In recent years Robbinsdale Area Schools (Rdale) has invested deeply in professional development called Language Essentials for Teachers of Reading and Spelling – better known as LETRS.
LETRS focuses on giving teachers a “deep understanding of the processes and science” of how children learn to read. A new grant award will allow two Rdale schools, Lakeview and Sonnesyn, to go even deeper and develop teaching and techniques that can then be shared across the district.
One of the largest grants ever made by the Ciresi Walburn Foundation, the award of $450,000 over three years is not to the schools themselves but to ServeMN, which administers AmeriCorps programs including Minnesota Reading Corps. The goal of the funded project is to improve student literacy and literacy instruction – with results the foundation expects to share and replicate.
Bridget Hall, who was Lakeview’s principal for six years and now serves as Rdale’s director of curriculum, is enthusiastic about the opportunities the grant brings to the district. She says the funding will bring “another person to the classroom all day who becomes part of the tapestry – an additional adult from morning meeting through the end of the day. That person will be planning with the teacher and bringing in a toolkit with strategies that support reading.”
Hall notes that “learning to read is like learning code,” and that teachers use specialized skills to teach that code. “This partnership will allow us to give teachers extra help to become more confident and competent in teaching the science of reading.” She adds that as the three years of the grant funding continue, “we will start to learn how we can replicate this model – which I believe will succeed – with our own staffing and budget.”

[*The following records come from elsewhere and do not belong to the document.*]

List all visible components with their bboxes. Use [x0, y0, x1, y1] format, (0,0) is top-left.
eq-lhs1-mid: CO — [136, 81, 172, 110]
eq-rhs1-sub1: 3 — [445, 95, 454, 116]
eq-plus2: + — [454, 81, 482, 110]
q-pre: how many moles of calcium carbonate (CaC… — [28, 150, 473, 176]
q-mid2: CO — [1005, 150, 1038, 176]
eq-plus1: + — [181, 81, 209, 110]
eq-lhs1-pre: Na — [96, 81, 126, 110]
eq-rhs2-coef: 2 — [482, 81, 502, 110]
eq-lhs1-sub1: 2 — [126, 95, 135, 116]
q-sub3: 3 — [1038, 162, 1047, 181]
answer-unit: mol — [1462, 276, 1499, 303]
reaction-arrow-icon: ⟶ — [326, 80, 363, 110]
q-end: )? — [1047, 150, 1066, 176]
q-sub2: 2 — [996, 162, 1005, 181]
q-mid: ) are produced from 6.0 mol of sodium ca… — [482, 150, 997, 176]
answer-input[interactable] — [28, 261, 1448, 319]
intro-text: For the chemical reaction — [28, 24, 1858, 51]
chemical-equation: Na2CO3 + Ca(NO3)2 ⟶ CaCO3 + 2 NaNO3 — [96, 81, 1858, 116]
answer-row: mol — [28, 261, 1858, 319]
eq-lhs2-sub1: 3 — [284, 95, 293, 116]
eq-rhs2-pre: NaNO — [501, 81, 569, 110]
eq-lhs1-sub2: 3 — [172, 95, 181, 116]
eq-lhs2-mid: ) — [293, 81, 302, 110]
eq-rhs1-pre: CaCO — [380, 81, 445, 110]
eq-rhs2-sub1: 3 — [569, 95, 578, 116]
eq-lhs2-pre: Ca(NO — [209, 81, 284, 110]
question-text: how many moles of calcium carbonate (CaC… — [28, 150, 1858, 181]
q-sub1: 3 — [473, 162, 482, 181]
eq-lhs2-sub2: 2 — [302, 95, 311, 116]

Rdale worked with Ciresi Walburn and ServeMN over several months to create this project. Staff and programming will come through ServeMN and will:
- Embed trained, supported tutors in select K-3 classrooms in the two schools to work with students who need extra support learning to read
- Help schools and teachers use data to improve instructional practices
- Strengthen literacy instruction practices for teachers with focus on what is known as the science of reading.
The Ciresi Walburn Foundation noted in a press release that “the goal of the partnership is to dramatically improve literacy for students in a set of classrooms within Robbinsdale schools.” They added that they expect the collaboration to “elevate reading achievement scores and provide a ‘proof point’ for what’s possible with a diverse population of students and a blueprint for how that success is achieved.”
In other words, while Lakeview and Sonnesyn are the first schools in the district to benefit from this project, they probably won’t be the last.